Newspaper style was also the rule in public life. For years, the so-called "woman's seat" on the Seattle City Council -- a lone woman among the nine councilmembers -- was occupied by a "Mrs. Harlan Edwards." Today we know her by her given name: Myrtle.
When Myrtle Edwards died in an unfortunate accident, her co-workers sought a proper memorial. They decided to name a park after her. They first suggested Gasworks Park, but her heirs didn't like that park's design with its rusting towers. Instead they opted for the park along the Elliott Bay waterfront that still bears her name.
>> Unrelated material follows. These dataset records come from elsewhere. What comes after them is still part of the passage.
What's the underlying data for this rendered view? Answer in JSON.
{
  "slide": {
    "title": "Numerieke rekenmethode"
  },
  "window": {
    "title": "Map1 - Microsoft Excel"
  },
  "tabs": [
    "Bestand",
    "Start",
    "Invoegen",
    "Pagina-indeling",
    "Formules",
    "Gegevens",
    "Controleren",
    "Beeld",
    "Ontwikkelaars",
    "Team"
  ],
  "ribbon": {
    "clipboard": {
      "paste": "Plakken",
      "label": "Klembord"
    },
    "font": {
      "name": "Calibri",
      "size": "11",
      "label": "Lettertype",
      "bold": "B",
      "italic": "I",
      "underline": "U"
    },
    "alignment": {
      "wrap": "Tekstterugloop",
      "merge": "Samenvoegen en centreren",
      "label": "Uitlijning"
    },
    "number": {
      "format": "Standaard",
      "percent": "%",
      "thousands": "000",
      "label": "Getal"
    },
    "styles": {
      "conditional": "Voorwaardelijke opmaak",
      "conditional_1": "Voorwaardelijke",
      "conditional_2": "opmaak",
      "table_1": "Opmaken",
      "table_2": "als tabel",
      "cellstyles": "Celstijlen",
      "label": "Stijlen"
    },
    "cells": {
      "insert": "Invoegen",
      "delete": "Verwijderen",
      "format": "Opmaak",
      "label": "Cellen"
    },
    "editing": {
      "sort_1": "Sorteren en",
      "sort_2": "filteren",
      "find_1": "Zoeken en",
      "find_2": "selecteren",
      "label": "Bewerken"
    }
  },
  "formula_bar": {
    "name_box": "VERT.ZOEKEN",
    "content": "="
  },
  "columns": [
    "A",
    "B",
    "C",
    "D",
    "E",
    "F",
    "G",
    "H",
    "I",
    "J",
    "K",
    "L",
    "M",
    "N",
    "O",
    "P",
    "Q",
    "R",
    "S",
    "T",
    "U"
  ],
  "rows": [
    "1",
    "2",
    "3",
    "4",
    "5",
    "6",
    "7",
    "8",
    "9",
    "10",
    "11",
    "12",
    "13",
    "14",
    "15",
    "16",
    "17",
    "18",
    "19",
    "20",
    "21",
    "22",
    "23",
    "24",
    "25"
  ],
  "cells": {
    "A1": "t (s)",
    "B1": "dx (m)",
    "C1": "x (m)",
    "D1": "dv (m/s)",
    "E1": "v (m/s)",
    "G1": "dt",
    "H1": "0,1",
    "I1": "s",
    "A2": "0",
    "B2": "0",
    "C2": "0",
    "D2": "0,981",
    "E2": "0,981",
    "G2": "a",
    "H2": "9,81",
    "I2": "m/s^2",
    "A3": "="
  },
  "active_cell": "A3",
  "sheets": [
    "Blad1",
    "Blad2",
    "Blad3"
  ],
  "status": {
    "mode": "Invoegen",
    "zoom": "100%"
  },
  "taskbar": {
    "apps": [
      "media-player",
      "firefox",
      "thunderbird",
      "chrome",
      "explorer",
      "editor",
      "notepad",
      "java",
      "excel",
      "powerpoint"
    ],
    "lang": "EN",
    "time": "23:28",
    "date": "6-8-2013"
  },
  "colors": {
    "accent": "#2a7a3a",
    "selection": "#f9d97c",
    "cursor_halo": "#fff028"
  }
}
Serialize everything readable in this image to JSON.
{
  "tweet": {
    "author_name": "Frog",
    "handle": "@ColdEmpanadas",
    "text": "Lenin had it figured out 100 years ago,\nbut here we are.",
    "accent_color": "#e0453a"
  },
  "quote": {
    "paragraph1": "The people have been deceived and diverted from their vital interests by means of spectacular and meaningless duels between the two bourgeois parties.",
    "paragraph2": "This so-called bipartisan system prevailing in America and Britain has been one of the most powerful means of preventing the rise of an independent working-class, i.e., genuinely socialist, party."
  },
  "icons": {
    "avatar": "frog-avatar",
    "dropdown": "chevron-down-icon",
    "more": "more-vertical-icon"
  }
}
In Myrtle's day, news organizations were fussy about how they referred to women. It mattered if you were single (Miss Jane Smith) married (Mrs. Robert Jones) divorced (Mrs. Jane Smith Jones) or had resumed your maiden name.
When I worked as a reporter (first at the University Herald and then the Seattle P-I), I often had to check with newsworthy subjects to make certain we were using the proper honorific (Miss or Mrs.?) There was far less hassle if you were a guy. If you were under 16, you were addressed as Master Jones; if you were married, divorced or single, you were merely Mr. Jones.
Things became more complicated in the 70s when Ms., a new designation, came along. At first the new honorific was treated like feminist overreach. Staid publications like the New York Times refused to use Ms., considering it a passing fad. Once Gloria Steinem unveiled Ms. magazine, the term became more mainstream.
It was still years before newspaper style books relented and came up with this gender-neutral rule: "Refer to both men and women by first and last name without courtesy titles on first reference; in subsequent references only by last name without title. Use the courtesy titles Mr., Miss, Ms. or Mrs. only in direct quotations or after the first reference when a woman specifically requests it." Is that crystal clear?
Just as byzantine are the use of such terms as "the Honorable," used as a courtesy title for judges, mayor and other elected officials. The proper address in the courthouse is "Your Honor." The Honorable title also is used for counselor posts; but our country's ambassadors are properly addressed as "your Excellency."
Even after an official leaves office, "the Honorable" is still used and can be abbreviated as "the Hon." But protocol says that Honorable is only used for living persons and never along with other titles such as "the Honorable Dr. Whosit."
When I was elected to the Seattle City Council, I learned that I had become a CM, short for "councilmember." But I was nonplused to discover that I had also become "the Honorable Godden." What was even more bizarre was when I started receiving bulk mailings, the kind that request money and pretend to be on a first name basis. Thanks to mail merge, those form letters start out as "Dear Honorable." How intimate.
The entire subject of courtesy titles seems like a quaint holdover from days of yore, when we addressed members of the peerage using titles like "your lordship" or "your ladyship." For my part, I really could do without being addressed as "Honorable." or as "Dear Honorable." If you should meet me on a Seattle street or in a local coffee bar, I'm happier to be plain Jean.